Using Marking or the Find and F3 thing experiment with \s+, [^\s]+, [\x20\t], and [^\x20\t] to see what happens with your data.

\d matches the decimal digits [0-9]. It’s not quite as deadly as \s which includes the end of line marks as \d only matches about 100 other characters:

²³
¹
٠١٢٣
٤٥٦٧٨٩
۰۱۲۳۴۵۶۷۸۹
߀߁߂߃߄߅߆߇߈߉
०१२३४५६७८९
০১২৩৪৫৬৭৮৯
੦੧੨੩੪੫੬੭੮੯
૦૧૨૩૪૫૬૭૮૯
୦
୧୨୩୪୫୬୭୮୯
0௧௨௩௪௫௬௭௮௯
౦౧౨౩౪౫౬౭౮౯
೦೧೨೩೪೫೬೭೮೯
൦൧൨൩൪൫൬൭൮൯
๐๑๒๓๔๕๖๗๘๙
໐໑໒໓໔໕໖໗໘໙
༠༡༢༣༤༥༦༧༨
༩
၀၁၂၃၄၅၆၇၈၉
႐႑႒႓႔႕႖႗႘႙
០១២៣៤៥៦៧៨៩
᠐᠑᠒᠓᠔᠕᠖᠗᠘᠙
᥆᥇᥈᥉᥊᥋᥌᥍
᥎᥏
᧐᧑᧒᧓᧔᧕᧖᧗᧘᧙
᭐᭑᭒᭓᭔᭕᭖᭗᭘᭙
᮰᮱᮲᮳᮴᮵᮶᮷᮸᮹
᱀᱁᱂᱃᱄᱅᱆᱇᱈᱉
᱐᱑᱒᱓᱔᱕᱖᱗᱘᱙
꘠꘡꘢꘣꘤꘥꘦꘧꘨꘩
꣐꣑꣒꣓꣔꣕꣖꣗꣘꣙
꤀꤁꤂꤃꤄꤅꤆꤇꤈꤉
꩐꩑꩒꩓꩔꩕꩖꩗꩘꩙
０１２３４５６７８９

For your data you can safely experiment with [0-9]+, [^0-9]+, \d+, and [^\d]+ though should discover that [^0-9]+ and [^\d]+ also match end of line marks.

To make [^0-9]+ and [^\d]+ less inclusive you could experiment with [^0-9\r\n]+ and [^\d\r\n]+ or even [^0-9\s]+ and [^\d\s]+.
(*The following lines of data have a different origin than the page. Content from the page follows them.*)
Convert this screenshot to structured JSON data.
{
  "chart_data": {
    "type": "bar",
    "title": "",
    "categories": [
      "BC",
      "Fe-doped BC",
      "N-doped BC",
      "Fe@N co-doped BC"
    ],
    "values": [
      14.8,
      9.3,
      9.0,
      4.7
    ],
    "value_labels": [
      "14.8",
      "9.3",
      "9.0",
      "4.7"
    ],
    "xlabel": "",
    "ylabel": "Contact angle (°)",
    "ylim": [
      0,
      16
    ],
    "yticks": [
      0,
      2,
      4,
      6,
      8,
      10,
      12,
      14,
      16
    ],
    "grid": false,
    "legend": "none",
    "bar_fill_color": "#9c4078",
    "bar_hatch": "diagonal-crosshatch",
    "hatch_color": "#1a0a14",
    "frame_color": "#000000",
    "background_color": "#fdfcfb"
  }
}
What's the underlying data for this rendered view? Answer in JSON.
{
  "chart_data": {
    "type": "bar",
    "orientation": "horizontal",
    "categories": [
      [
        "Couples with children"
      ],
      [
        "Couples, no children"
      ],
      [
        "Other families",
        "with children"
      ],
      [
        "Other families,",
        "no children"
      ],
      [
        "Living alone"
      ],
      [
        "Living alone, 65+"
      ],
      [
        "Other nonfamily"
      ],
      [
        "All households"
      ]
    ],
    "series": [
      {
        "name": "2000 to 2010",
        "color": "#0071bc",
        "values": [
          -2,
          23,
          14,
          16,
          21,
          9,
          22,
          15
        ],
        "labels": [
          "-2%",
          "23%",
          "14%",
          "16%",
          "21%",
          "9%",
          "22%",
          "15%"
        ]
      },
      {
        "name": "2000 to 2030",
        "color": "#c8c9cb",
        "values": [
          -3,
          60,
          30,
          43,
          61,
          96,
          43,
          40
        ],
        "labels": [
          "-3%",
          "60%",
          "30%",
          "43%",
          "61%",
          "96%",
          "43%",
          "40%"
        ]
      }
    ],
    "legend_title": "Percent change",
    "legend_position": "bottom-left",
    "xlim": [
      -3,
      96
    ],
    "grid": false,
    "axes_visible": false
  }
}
While \R matches end of line marks you can’t use it within [ ] blocks. Experiment with [\R] or [^\R] to discover that it matches or or does not match just the letter R. The reason for this exception is that \R is handled like (\r\n|\r|\n). While \R matches \r\n it does not match \n\r in that order though it will match the \n and then matches the \r. That little business of matching the two character \r\n but not \n\r is why \R can’t be used within [ ] blocks.

Coises

@mkupper said in Notepad++ Searching by columns for non alpha characters:

The A-Z, a-z alphabetic, and 0-9 characters are all contiguous within themselves in ASCII, ANSI, and Unicode. Maybe you are thinking of EBCDIC?

I’m not sure what was on my mind. I haven’t used EBCDIC since 1991, but… I should have checked my memory, in any case. Thank you for catching that.

Ray Naylor

@Coises
Thank you soo much! Works perfectly now.